My loss just won't go down from the certain range

**Hi guys. **
I’m trying to do a regression task where I find the values of the 5 head in my dataset(PIONA) and then using Inputs with these values to predict each subsets on each P,I,O,N,A groups(P—>CP5,CP6,CP7,CP8, I—>CI5,CI6,CI7,CI8, same for the other groups)..I have two outputs the first one gives me the values of P,I,O,N,A(sum = 1) and the second one gives me the subsets values(CP5,CP6,…,CA7,A8)(20 subsets and their sum should also equal to 1)..This is my model:

inp = keras.layers.Input(shape=X_train.shape[1:])
x = keras.layers.Activation(‘swish’)(inp)
x = keras.layers.BatchNormalization()(x)
x = keras.layers.Dense(64, use_bias = False, kernel_initializer = ‘he_normal’)(x)
x = keras.layers.Activation(‘swish’)(x)
x = keras.layers.BatchNormalization()(x)
x = keras.layers.Dense(5, use_bias = False, kernel_initializer = ‘he_normal’)(x)
out1 = keras.layers.Dense(5, activation=‘softmax’, name=‘PIONA’)(x)
y = keras.layers.concatenate([inp, x])
y = keras.layers.Activation(‘swish’)(y)
y = keras.layers.BatchNormalization()(y)
y = keras.layers.Dense(64, use_bias = False, kernel_initializer = ‘he_normal’)(y)
y = keras.layers.Activation(‘swish’)(y)
y = keras.layers.BatchNormalization()(y)
out2 = keras.layers.Dense(20, activation=‘softmax’, name = ‘subsets’)(y)
model = keras.Model(inputs = inp, outputs =[out1, out2])

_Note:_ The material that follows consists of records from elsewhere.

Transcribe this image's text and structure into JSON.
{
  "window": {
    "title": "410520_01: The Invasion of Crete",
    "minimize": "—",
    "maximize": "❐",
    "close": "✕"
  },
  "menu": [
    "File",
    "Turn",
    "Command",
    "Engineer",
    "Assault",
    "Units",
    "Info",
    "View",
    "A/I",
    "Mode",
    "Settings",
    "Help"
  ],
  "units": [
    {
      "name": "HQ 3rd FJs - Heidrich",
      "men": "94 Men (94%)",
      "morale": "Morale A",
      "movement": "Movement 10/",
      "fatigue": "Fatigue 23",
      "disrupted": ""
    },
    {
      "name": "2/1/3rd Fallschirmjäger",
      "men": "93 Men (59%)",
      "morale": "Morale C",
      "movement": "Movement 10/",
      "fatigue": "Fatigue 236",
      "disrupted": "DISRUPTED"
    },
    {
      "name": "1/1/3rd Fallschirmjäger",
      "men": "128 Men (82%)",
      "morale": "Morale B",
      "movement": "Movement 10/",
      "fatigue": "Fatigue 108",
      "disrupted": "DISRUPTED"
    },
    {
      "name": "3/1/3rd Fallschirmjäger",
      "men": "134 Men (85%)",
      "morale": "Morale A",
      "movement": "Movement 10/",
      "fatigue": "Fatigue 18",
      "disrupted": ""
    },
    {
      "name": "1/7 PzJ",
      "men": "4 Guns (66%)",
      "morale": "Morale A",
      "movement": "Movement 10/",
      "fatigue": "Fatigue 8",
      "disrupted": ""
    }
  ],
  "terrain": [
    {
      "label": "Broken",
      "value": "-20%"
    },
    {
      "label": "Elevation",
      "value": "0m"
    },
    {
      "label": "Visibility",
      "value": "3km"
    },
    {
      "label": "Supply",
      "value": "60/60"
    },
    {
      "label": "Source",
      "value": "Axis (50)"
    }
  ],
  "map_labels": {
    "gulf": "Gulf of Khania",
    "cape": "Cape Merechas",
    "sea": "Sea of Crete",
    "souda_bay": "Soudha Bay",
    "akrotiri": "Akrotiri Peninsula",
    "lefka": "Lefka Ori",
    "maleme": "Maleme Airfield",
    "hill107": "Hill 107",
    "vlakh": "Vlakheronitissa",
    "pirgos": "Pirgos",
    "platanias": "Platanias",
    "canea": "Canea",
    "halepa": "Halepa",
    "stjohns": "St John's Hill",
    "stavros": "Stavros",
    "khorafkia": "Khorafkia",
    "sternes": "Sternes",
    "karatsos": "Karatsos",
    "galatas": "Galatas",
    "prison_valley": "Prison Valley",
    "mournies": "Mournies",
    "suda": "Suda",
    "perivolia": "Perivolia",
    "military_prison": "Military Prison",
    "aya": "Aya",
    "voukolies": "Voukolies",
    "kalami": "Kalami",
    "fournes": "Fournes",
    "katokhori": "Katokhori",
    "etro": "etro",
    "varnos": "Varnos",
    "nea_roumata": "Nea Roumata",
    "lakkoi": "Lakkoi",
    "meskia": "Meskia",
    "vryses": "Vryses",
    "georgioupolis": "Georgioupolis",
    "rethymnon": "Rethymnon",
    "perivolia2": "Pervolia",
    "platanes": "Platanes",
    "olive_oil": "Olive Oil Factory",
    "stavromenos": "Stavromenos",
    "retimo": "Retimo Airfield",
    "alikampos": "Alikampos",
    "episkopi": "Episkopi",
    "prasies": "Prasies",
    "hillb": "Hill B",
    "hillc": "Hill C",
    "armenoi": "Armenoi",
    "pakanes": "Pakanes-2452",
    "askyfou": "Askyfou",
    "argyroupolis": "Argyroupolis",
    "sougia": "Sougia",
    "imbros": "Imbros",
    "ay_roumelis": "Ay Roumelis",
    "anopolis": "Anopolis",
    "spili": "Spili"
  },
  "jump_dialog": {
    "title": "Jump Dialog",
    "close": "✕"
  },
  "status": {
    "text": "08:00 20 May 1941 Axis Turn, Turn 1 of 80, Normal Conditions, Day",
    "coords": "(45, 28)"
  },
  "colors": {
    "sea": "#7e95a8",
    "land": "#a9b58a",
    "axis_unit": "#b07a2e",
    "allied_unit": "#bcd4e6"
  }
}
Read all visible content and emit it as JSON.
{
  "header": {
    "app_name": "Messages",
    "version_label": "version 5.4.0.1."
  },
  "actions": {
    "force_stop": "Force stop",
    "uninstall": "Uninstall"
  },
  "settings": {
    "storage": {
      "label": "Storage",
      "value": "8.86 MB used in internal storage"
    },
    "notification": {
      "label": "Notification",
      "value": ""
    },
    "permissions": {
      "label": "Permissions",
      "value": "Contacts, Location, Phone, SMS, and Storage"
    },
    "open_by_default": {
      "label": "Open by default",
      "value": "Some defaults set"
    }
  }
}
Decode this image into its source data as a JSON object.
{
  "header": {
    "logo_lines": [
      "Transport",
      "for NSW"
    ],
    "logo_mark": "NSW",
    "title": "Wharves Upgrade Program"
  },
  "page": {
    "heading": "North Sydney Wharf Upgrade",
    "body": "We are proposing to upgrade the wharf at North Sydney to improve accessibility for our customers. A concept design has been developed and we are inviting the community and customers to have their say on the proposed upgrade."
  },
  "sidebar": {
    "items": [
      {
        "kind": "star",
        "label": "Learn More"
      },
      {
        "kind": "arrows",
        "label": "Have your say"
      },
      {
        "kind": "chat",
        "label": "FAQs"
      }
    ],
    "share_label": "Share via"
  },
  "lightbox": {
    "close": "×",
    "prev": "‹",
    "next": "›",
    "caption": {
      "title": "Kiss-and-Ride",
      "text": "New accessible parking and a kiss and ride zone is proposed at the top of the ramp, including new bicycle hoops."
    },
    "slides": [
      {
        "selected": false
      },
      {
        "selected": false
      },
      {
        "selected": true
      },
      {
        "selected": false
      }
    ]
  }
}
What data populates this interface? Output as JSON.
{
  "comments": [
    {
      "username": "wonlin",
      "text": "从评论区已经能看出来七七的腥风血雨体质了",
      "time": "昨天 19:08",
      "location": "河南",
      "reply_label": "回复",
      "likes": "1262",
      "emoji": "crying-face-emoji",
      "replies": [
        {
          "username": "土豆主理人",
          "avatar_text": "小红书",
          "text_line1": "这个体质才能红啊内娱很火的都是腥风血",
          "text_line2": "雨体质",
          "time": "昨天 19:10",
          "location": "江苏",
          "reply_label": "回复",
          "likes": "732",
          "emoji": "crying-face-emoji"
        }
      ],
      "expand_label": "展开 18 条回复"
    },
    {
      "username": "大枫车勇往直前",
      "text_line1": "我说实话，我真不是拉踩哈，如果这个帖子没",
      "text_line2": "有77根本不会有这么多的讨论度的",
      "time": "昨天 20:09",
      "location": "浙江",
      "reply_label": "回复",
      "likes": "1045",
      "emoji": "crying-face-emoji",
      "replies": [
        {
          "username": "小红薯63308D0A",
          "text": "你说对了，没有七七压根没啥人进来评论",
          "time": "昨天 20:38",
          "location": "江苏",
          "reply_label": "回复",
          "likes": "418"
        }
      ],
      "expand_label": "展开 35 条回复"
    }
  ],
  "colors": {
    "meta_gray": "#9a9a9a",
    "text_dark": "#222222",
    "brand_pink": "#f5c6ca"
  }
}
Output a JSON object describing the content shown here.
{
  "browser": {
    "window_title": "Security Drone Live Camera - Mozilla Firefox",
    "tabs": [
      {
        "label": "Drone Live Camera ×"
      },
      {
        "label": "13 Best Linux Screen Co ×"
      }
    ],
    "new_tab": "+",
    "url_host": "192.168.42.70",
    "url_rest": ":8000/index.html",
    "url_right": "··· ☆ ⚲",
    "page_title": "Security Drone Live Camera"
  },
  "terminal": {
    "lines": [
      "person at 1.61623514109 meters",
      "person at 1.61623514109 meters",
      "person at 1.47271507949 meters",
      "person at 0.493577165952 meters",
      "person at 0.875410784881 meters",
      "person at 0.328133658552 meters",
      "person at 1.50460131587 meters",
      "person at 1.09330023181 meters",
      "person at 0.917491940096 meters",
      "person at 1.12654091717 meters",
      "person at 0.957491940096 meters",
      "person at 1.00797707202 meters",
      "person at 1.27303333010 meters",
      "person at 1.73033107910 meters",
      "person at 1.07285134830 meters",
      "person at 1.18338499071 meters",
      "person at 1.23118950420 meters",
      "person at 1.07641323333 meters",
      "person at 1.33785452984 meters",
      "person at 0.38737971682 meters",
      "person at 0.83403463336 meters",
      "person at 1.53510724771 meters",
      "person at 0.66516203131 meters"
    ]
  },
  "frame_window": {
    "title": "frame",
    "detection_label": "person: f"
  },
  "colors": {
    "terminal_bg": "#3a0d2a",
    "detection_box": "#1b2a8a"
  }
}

I have also used cosineDecayRestart as learning scheduling:

lr_schedule = tf.keras.optimizers.schedules.CosineDecayRestarts(
initial_learning_rate=1e-2,
first_decay_steps=500,
t_mul=2.0,
m_mul=0.9,
alpha=1e-6
)
and Huber as my loss:
model.compile(
optimizer=keras.optimizers.AdamW(learning_rate=lr_schedule),
loss=[Huber, Huber],
metrics=[“mae”, ‘mae’]
)
My problem is with this network loss and val loss just won’t go down from the certain range. what am I doing wrong??

Also average gradient on training steps look like this:

Anybody knows what is wrong? is this data problem?? or my neural problem??

Sorry for sharing pics in google drive..I couldn’t upload the pics because I’m a new user

Could the cosine decay learning rate schedule be causing the cycles (sudden val loss increases due to overfitting followed by gradual declines)?